With no significant system reforms, Macron’s health policies consist of improving the current health system and strengthening the periphery (eg, prevention) rather than the core (eg, the hospital). That strengthening includes promoting advanced nursing practices (decree n°2018-629, 18 July 2018). Nurses will receive additional training to handle chronically ill and complex patients identified by GPs or specialists. This is supplemented by a roadmap for improving mental health (eg, physician training, coordination of mental health services, and social inclusion of patients),38 and a new national prevention plan that focuses on children and adolescents. For fear of antagonizing the medical profession further, the Macron government now seeks greater coordination and complementarity of health services and aims to suppress duplications or overlapping of services in regions.39

Healthcare has difficulty achieving justice and solidarity due to social, economic, and geographic inequalities that extend beyond health care. These prevent the redistributive mechanisms from functioning effectively.40 Active engagement and collaboration with relevant stakeholders, such as the medical profession (physicians, nurses…), frontline workers, and the public, are necessary to accelerate reforms that benefit the public instead of solely focusing on balancing the budget.
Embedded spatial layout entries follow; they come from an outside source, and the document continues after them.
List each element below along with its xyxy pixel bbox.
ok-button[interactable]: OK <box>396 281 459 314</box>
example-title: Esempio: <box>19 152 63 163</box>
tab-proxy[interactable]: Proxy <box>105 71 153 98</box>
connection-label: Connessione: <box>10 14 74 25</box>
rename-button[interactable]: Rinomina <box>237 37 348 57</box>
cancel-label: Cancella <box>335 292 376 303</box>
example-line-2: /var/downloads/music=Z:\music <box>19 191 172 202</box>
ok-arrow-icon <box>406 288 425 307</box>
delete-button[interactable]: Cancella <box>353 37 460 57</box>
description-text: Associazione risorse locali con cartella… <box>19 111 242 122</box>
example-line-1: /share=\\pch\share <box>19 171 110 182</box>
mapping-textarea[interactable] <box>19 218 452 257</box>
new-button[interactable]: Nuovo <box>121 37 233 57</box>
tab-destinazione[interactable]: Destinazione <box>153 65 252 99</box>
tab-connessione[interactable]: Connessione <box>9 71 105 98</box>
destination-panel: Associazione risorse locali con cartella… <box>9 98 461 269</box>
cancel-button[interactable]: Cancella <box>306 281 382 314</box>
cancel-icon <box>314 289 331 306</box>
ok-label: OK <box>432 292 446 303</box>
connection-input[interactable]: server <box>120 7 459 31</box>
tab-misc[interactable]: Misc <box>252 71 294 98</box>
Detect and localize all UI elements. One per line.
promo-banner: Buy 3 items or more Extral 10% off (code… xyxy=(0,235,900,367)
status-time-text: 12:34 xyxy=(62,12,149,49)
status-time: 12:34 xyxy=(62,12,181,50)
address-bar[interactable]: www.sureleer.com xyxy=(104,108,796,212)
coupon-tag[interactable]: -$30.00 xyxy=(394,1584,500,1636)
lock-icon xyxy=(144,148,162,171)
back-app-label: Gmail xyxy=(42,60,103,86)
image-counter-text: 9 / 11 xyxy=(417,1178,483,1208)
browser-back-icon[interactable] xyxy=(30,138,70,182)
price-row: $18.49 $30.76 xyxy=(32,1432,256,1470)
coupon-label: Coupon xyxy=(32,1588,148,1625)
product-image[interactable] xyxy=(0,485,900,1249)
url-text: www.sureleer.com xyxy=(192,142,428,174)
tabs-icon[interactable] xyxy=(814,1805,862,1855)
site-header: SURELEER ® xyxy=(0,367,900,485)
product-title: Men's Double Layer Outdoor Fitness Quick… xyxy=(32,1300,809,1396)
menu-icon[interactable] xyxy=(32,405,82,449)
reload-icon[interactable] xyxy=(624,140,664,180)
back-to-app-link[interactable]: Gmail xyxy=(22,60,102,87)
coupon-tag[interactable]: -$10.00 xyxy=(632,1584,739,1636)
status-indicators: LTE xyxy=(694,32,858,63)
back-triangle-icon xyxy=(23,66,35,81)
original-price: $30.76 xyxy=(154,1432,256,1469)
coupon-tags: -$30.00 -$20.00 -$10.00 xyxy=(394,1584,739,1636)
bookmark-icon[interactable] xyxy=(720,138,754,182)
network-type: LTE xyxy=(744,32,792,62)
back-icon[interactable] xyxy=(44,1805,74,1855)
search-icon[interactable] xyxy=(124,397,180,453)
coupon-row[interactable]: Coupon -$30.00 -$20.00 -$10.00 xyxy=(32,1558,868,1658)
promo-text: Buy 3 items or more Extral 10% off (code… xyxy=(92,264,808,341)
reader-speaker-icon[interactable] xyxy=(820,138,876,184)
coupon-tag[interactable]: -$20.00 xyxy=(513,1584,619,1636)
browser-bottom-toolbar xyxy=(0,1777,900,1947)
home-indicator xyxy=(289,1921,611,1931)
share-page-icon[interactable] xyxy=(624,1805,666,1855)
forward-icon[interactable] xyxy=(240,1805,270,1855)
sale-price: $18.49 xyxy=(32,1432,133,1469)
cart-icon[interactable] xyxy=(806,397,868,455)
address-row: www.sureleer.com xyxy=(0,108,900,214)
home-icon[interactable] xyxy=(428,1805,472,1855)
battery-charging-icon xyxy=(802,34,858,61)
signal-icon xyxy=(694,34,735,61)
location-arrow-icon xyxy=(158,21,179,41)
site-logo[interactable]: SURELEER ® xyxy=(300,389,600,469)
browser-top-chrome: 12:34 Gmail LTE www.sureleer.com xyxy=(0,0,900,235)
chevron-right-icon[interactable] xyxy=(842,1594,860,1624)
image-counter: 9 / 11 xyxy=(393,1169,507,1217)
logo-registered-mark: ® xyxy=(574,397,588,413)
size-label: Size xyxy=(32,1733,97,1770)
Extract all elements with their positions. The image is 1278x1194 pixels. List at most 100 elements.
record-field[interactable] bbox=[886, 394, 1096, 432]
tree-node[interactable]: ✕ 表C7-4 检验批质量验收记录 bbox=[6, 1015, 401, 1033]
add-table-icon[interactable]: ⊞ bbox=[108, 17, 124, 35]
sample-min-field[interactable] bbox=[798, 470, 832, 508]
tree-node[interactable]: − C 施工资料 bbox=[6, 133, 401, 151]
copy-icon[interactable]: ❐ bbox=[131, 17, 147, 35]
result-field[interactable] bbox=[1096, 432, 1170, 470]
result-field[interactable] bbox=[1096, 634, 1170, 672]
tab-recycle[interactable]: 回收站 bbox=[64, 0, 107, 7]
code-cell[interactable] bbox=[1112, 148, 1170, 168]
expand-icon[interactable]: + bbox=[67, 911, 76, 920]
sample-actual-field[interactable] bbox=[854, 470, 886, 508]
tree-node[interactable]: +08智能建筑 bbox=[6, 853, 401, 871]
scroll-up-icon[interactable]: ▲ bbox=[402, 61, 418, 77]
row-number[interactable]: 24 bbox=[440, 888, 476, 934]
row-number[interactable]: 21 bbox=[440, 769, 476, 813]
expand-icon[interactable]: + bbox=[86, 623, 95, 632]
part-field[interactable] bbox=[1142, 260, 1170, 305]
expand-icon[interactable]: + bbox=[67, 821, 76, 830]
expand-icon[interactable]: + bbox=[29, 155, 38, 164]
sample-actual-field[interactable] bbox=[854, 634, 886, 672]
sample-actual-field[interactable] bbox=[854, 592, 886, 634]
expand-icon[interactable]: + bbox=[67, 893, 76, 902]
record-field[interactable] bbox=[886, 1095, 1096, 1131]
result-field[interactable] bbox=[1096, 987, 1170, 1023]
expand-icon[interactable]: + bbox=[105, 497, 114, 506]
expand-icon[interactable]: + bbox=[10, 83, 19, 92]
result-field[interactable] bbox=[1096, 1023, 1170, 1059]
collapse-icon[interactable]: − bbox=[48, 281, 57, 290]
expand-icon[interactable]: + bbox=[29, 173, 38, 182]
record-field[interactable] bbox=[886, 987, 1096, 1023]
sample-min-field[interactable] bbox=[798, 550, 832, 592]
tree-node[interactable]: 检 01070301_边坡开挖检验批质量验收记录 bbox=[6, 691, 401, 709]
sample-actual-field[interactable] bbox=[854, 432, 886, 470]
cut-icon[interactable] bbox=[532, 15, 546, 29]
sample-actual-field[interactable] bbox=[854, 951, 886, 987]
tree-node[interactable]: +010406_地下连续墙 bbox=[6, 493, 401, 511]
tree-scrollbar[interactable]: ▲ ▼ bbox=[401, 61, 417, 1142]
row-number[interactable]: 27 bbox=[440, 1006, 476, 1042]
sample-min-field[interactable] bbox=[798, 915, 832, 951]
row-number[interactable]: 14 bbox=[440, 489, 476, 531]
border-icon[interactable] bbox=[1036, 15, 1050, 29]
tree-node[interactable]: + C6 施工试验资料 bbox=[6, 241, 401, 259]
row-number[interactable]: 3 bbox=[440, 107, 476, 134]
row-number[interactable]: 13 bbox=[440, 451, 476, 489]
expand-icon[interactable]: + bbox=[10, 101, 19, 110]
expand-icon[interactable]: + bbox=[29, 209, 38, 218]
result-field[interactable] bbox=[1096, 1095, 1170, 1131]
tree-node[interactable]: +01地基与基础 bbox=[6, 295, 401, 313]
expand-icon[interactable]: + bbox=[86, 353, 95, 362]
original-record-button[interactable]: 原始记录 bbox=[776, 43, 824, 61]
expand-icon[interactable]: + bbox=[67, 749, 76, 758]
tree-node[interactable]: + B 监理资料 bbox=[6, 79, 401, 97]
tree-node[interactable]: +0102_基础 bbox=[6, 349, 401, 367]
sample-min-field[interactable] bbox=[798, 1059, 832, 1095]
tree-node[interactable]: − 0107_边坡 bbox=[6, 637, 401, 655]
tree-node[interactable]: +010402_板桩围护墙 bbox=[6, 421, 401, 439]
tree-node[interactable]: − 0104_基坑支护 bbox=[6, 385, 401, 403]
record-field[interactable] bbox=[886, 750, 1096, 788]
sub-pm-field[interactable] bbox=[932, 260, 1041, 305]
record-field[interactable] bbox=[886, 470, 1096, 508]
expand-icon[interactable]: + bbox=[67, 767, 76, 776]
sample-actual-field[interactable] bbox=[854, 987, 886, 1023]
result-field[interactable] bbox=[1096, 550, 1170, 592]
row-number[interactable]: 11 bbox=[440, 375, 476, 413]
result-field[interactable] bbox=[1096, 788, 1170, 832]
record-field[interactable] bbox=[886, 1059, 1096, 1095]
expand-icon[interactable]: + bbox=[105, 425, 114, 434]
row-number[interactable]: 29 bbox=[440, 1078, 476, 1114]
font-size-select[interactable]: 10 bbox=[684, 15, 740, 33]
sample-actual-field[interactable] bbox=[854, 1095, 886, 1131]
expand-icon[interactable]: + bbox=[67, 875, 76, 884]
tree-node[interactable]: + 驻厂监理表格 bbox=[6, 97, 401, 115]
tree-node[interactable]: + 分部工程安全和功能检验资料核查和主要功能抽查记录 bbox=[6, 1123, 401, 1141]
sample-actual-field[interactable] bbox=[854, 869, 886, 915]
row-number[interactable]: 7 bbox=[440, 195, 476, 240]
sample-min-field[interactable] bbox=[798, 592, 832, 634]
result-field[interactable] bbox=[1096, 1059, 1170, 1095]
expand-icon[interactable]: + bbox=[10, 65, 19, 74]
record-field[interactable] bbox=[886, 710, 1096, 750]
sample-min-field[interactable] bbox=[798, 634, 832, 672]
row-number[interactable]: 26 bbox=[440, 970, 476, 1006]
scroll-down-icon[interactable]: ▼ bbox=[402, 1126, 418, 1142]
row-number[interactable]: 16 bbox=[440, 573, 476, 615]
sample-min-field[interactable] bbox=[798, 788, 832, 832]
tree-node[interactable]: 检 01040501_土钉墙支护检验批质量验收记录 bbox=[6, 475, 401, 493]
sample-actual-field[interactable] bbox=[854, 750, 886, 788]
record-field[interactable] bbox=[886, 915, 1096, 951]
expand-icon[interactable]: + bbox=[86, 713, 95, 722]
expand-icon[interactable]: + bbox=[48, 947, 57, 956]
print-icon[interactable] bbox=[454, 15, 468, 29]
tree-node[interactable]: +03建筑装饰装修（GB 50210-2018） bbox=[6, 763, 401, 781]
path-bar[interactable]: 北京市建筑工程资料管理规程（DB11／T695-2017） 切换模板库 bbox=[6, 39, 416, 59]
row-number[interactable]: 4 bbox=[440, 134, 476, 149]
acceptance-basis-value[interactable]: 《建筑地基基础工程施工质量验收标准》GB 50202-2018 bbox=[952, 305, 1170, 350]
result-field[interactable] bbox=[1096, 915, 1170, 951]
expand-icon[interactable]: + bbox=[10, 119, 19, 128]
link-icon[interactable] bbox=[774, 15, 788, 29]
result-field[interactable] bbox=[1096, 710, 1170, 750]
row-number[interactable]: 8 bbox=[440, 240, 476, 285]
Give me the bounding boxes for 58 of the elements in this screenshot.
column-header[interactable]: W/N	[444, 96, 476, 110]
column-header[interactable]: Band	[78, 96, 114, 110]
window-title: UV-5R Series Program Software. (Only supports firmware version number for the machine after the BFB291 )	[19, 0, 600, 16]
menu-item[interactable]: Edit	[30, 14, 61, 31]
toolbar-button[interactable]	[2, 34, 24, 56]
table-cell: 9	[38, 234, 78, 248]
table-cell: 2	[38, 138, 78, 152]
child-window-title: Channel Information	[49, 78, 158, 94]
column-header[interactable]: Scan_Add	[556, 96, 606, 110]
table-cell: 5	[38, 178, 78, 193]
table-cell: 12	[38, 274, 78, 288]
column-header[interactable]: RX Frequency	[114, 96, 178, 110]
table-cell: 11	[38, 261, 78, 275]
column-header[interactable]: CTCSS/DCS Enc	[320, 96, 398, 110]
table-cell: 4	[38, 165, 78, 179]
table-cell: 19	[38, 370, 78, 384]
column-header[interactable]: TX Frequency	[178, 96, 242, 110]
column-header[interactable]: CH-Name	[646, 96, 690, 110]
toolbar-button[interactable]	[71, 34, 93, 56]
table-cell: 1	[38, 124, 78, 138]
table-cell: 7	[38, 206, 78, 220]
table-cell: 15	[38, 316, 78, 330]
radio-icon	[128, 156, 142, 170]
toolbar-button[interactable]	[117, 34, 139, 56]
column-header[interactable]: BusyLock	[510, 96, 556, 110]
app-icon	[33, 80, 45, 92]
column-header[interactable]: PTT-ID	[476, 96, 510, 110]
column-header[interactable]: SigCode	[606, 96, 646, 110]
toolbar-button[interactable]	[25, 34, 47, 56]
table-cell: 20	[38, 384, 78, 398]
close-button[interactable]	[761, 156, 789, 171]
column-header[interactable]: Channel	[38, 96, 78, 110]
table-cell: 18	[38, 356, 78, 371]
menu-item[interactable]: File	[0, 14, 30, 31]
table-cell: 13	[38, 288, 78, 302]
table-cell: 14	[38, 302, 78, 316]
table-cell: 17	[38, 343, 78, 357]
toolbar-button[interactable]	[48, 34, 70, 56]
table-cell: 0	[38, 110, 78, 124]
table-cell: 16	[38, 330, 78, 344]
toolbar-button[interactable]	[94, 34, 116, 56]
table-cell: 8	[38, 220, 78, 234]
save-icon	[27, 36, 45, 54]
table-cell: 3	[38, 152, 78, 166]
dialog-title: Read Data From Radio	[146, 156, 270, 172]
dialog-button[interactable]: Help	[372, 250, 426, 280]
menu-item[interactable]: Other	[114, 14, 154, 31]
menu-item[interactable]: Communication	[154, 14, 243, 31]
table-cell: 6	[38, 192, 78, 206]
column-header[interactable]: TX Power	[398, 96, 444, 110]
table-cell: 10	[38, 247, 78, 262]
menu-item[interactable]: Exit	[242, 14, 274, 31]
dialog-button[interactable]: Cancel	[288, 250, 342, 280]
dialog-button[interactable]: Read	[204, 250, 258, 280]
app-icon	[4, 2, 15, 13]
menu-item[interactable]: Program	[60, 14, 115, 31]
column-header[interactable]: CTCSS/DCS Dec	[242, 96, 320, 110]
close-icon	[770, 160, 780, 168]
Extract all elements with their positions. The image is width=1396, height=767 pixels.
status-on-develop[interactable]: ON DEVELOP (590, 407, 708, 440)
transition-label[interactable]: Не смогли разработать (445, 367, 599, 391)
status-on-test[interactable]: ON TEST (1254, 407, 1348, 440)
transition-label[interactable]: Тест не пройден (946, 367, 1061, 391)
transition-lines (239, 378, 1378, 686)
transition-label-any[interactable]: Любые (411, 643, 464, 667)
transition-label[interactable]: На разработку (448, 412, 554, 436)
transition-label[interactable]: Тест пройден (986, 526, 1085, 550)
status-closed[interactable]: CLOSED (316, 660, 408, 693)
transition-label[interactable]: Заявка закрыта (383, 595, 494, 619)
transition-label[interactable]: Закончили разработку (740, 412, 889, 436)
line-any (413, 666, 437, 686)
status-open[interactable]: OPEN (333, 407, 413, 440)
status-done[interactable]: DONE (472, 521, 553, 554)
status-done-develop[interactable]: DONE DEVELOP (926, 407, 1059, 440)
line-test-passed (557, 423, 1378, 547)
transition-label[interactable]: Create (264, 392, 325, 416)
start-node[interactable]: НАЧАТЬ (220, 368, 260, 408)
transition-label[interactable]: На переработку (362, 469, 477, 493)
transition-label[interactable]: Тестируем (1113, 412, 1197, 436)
It is beneficial to incorporate public values such as the involvement of patients and local stakeholders (city mayor, patient association), accountability to the public, and transparency into performance evaluation.41 In order for this to become a reality, it is important for the general public to prioritize healthcare and view medical needs as a regular part of life rather than a rare event. This would prevent health care from taking a backseat on the governmental agenda.

Conclusion

The French administrative apparatus’s restructuring was driven by neoliberal ideology (eg, regulated competition) and the organizational values (eg, power, control…) of a new autonomous Welfare Elite. NPM reforms rejected institutional legacies and political decentralization. Instead, it triggered a re-concentration of decision-making power to restore the government’s capacity to implement centrally defined health policies. A “power vertical” emerged. The 2009 HPST Act regrouped all health policy decisions – not just the hospital policies within the Regional Hospital Agencies, and such centralization contrasts with German federalism and Anglo-Saxon de-amalgamation strategies. Doing so, reforms weakened social and public values such as access, affordability, public participation, inclusion, and trust.42 While the labor market is more flexible, undesirable outcomes, have become evident. Neither vertical nor horizontal integration served the interest of the public and the medical profession. The increasing financialization of the healthcare system resulted in physicians losing their autonomy, and weakened accountability to the public. Future hospital reforms must be carefully approached as many patients, nurses, and their representatives feel excluded and neglected.

Funding

The work in this paper was supported, in part, by the Open Access Program from the American University of Sharjah.

Disclosure

The author reports no conflicts of interest in this work.